A travers, sa plateforme dénommée «Culture Niger», Malam Adji Waziry a réussi à couvrir le pays de Tillabéri à Nguigmi par ses multiples publications sur les merveilles majestueuses du Niger. Tout comme chaque citoyen, il dit être simplement lié à cette culture de par son histoire personnelle et familiale. «Culture Niger» a commencé par une extension de son album photo «Niger 4Ever» sur son profil personnel Facebook. Ce profil personnel ne pouvant dépasser les 5000 amis, Malam Adji Waziry a migré vers une «page Facebook» qui ne limite pas le nombre d’amis. «Nous essayons de conscientiser les jeunes nigériens sur nos richesses culturelle. Nous attirons ainsi l’attention des jeunes nigériens sur notre philosophie, notre histoire, notre architecture, nos arts, notre cinéma, notre théâtre, nos paysages et notre sous-sol. Nous avons pu ainsi numériser près de 500 000 œuvres artistiques et littéraires sur la page «CultureNiger» a soutenu M. Adji Kazelma Taya
La page «CultureNiger» compte a aujourd’hui plus de 71.000 abonnés. Ce qui prouve que les Nigériens aiment leurs cultures et celles des autres pays d’Afrique. «Le nombre d’abonnés est tout de même exceptionnel dans un pays pauvre où l’accès à internet demeure un luxe. Le smartphone n’est pas à la portée du citoyen lambda», s’étonne-t-il. Toutefois, il faut reconnaître l’effort des autorités à travers l’Agence Nigérienne pour la Société de l’Information (ANSI), qui veut initier des villages intelligents au Niger. Un des objectifs de Malam Adji Waziry est d’organiser des «festivals» afin de matérialiser physiquement le travail de cette page dans la perspective d’une réappropriation culturelle
Pour Malam Adji Waziry, la culture nigérienne se porte ‘’moyennement bien’’. Néanmoins, estime-t-il, beaucoup de politiques publiques restent à rendues effectives. «Nous demandons au Ministre en charge de ce secteur, d’insuffler à la culture, une nouvelle dynamique, afin que les activités culturelles soient à la fois des moyens de développement économique et social du Niger. La forme doit refléter le fond quand on parle de renaissance culturelle. Dans cette optique, nous sollicitons auprès du Ministre de la Culture, la relance des festivals et de toutes les activités culturelles qui, depuis quelques temps, semblent être laissés à l’abandon» explique-t-il.

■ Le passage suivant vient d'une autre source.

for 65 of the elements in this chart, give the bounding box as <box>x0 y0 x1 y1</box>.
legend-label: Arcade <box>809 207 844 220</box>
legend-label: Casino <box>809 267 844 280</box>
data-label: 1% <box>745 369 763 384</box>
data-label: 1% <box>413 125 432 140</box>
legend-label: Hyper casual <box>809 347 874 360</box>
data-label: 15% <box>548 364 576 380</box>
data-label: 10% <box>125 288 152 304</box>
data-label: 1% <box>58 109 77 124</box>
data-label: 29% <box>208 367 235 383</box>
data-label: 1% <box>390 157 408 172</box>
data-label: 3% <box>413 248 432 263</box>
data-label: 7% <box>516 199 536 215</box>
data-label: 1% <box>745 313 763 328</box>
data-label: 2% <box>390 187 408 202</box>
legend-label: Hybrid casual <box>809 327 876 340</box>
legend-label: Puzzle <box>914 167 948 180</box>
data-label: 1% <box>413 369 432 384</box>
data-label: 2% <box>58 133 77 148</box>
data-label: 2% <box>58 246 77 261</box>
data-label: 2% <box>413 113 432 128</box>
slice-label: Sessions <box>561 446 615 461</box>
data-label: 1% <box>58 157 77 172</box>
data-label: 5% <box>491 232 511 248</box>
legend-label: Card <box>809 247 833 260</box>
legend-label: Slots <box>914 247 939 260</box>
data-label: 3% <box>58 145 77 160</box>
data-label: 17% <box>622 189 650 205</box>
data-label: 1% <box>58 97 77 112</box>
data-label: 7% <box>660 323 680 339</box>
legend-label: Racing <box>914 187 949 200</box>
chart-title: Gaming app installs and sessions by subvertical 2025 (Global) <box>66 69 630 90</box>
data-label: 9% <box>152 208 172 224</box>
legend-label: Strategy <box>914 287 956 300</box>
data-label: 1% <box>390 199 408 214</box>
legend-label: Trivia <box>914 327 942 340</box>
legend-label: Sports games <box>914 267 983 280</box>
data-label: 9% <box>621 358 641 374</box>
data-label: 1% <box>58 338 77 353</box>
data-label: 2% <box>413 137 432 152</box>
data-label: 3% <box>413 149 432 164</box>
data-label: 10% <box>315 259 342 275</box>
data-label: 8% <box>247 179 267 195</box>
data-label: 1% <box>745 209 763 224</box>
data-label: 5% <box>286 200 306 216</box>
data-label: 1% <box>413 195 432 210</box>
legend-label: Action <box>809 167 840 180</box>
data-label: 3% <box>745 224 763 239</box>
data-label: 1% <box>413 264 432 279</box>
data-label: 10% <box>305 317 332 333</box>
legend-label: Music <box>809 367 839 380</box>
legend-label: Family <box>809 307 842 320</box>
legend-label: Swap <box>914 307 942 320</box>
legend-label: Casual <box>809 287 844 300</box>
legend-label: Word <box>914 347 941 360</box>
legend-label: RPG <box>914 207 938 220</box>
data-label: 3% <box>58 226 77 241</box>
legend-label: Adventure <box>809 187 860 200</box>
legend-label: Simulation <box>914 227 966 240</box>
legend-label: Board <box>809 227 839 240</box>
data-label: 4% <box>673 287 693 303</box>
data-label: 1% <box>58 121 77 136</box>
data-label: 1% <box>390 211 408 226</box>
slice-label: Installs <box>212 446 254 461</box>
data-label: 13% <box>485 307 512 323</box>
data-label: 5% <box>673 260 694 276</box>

Pour Malam Adji Waziry, l’art et la culture doivent nourrir son homme au Niger. Il faut rappeler que certains festivals avaient insufflé à la jeunesse des années 1980 un engouement pour la réalisation des travaux d’intérêt général à l’époque. «Dès lors, nous pouvons apporter des correctifs idoines, à cette démarche des années 1980, pour en faire un véritable outil au service du développement économique, social et culturel du pays», souligne Malam Adji pour qui, le festival est assurément le miroir à travers lequel les jeunes et moins jeunes pourront s’identifier et se ressourcer. «C’est une vision d’avenir, un avenir tel que nous le souhaitons pour la jeunesse, un avenir plein d’espoirs, un avenir radieux», dit-il. Dans le sillage ‘’Les Nigériens Nourrissent les Nigériens – 3N’’, on doit aussi aller vers ce qu’il a appelé «NCN», c’est-à-dire ‘’Les Nigériens Consomment Nigérien’’. «En effet, pour pouvoir contribuer à la promotion de la culture du Niger, la jeunesse nigérienne doit favoriser la consommation de ce que nous produisons afin de donner une force à nos artistes et à notre économie tant sur le plan vestimentaire que sur le plan culinaire, etc,…», dit –il.